The Countess Conspiracy (Brothers Sinister #3)(43)



And his eyes, oh, his eyes. They made her want to take a step forward, to take his hands in hers. She put her hands behind her back instead.

“Violet,” he said a little hoarsely.

She took a deep breath. “Really.” Another breath. “I resent Benedict, saying such stupid things.” Making her betray herself, making Sebastian look at her with that compelling intensity. “It makes me very angry. At him.”

He sighed and looked away, rubbing his lips. She wouldn’t think of kissing him. She wouldn’t.

“You have to admit,” Sebastian said calmly, as if nothing had just transpired, “that Benedict has a point. Whatever I have accomplished, I have not been very respectable.”

It was that lack of respectability that made it so impossible to comprehend what he’d told her. He claimed he loved her? Sebastian was a rake; love had never entered in to any of his dealings.

Sebastian never talked of his…escapades. Not with her, not with anyone else. He was extraordinarily discreet—one of the reasons, she suspected, that he proved so popular. For all she knew, he had a lover waiting for him tonight. He might have three of them. He couldn’t love her. It made much more sense to imagine that he saw her as a potential…candidate. He’d meant love in the physical sense. He had some lust for her, no more or no less than anyone else who had ever caught his fancy.

She looked away. “Benedict cannot know the extent of your respectability,” she remarked. “Even I don’t.”

He glanced at her. “Did you want to?”

Did she want to hear about other women? No. Definitely not. If he told her, she might do something embarrassing—something like imagining herself in another woman’s place.

“In any event,” Sebastian said after a pause that was not quite long enough to turn awkward, “you’re right, but you’re a little overexuberant. I attempted a bit of scientific research on my own. I never mentioned it to you, because I was embarrassed by my lack of progress. Maybe one day I’ll present the work as proof of my failure.” He shrugged. “That, at least, would be my own.”

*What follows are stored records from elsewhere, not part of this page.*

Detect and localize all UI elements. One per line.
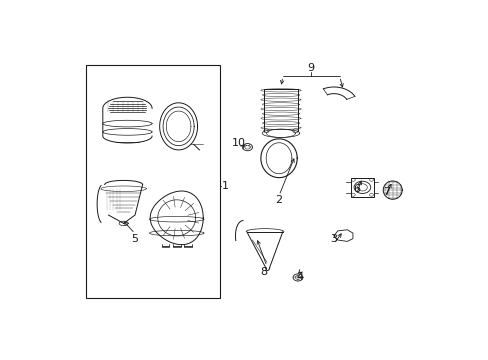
Text: 1: 1 (221, 181, 228, 191)
Bar (350, 177, 373, 197)
Text: 10: 10 (232, 138, 246, 148)
Text: 8: 8 (260, 267, 267, 277)
Text: 6: 6 (352, 184, 360, 194)
Text: 7: 7 (383, 186, 390, 197)
Text: 9: 9 (307, 63, 314, 73)
Text: 5: 5 (131, 234, 138, 244)
Text: 2: 2 (275, 195, 282, 205)
Bar (85, 66, 220, 298)
Text: 3: 3 (330, 234, 337, 244)
Text: 4: 4 (296, 273, 303, 283)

“Ridiculous,” Violet told him.

“It’s not ridiculous. I could show you.”

“It is ridiculous. One failed project is not a failed career. Projects fail all the time for all kinds of reasons. You know that.”

Once again, he didn’t say anything in response. But he was giving her that look—that intense, dark look, the one that he wasn’t trying to hide any more.

“Every time,” he said quietly. “Every time I doubt, every time I wonder if I am less than I have imagined… Violet.”

He didn’t say anything more, but he didn’t have to. She swallowed and looked away. She didn’t want to think about him that way; she simply didn’t. Ignorance may not have been bliss, but at least it was risk-free.

“Benedict,” she muttered. “It’s all his fault. He’s stubbornly refusing to give you the credit you deserve. That’s all.”

“I don’t want credit,” he said. “I just want my brother.” He shut his eyes. “But…” He stopped, and then looked up. “But Benedict cares about the things he cares about.” He was speaking more slowly. “And, yes, you’re right—he can be stubborn when he’s made up his mind. He is a little stodgy; no doubt the mathematics were a little much for him. But he’s fair. He’ll change his mind, once he realizes…”

“Sebastian,” she said slowly, “what are you planning?”

“Well.” He shrugged. “I don’t really need the money, but someone was willing to pay fifty thousand pounds for my idea. He thinks it has no value. What if I make him see he’s wrong?”

She stared at him.

And he grinned. “Yes,” he said. “That’s right. What if I gave Benedict’s precious Society my idea?”

Chapter Eleven

THE NIGHT AIR IN LONDON WAS COOL, if not clean. Sebastian had managed to make it through the evening without embarrassing himself. But it had been close, damnably close. He’d managed to take his leave of her, to make it halfway through that dark gap between their garden walls before he’d stopped and leaned against the brick in utter gut-clenching agony.

The moon was full, spilling a narrow corridor of light onto his face, so bright in the darkness that it almost hurt his eyes.

He’d seen Violet focused on a subject before. When she was, she was vibrant and full of color. He’d seen her excited about a talk Sebastian was going to deliver, about a paper they were writing, about an experiment she was trying to untangle and understand. This, though, was the first time he’d seen the full weight of her attention concentrated not on her words flowing through him, but on him directly.

You’re not a stupid fribble, Sebastian. You’re a clever man who happens to have a wicked sense of humor.

They’d sketched a brief plan. At the end, she’d nodded. “This can’t just be about proving something to Benedict,” she told him. “It’s about determining whether your brother is being ridiculous. If this turns out as we hope, and he can’t accept it, you’ll know that the fault is not in you.”

And somehow, with those words, his world realigned. He wasn’t a court jester who could make others laugh. He was more.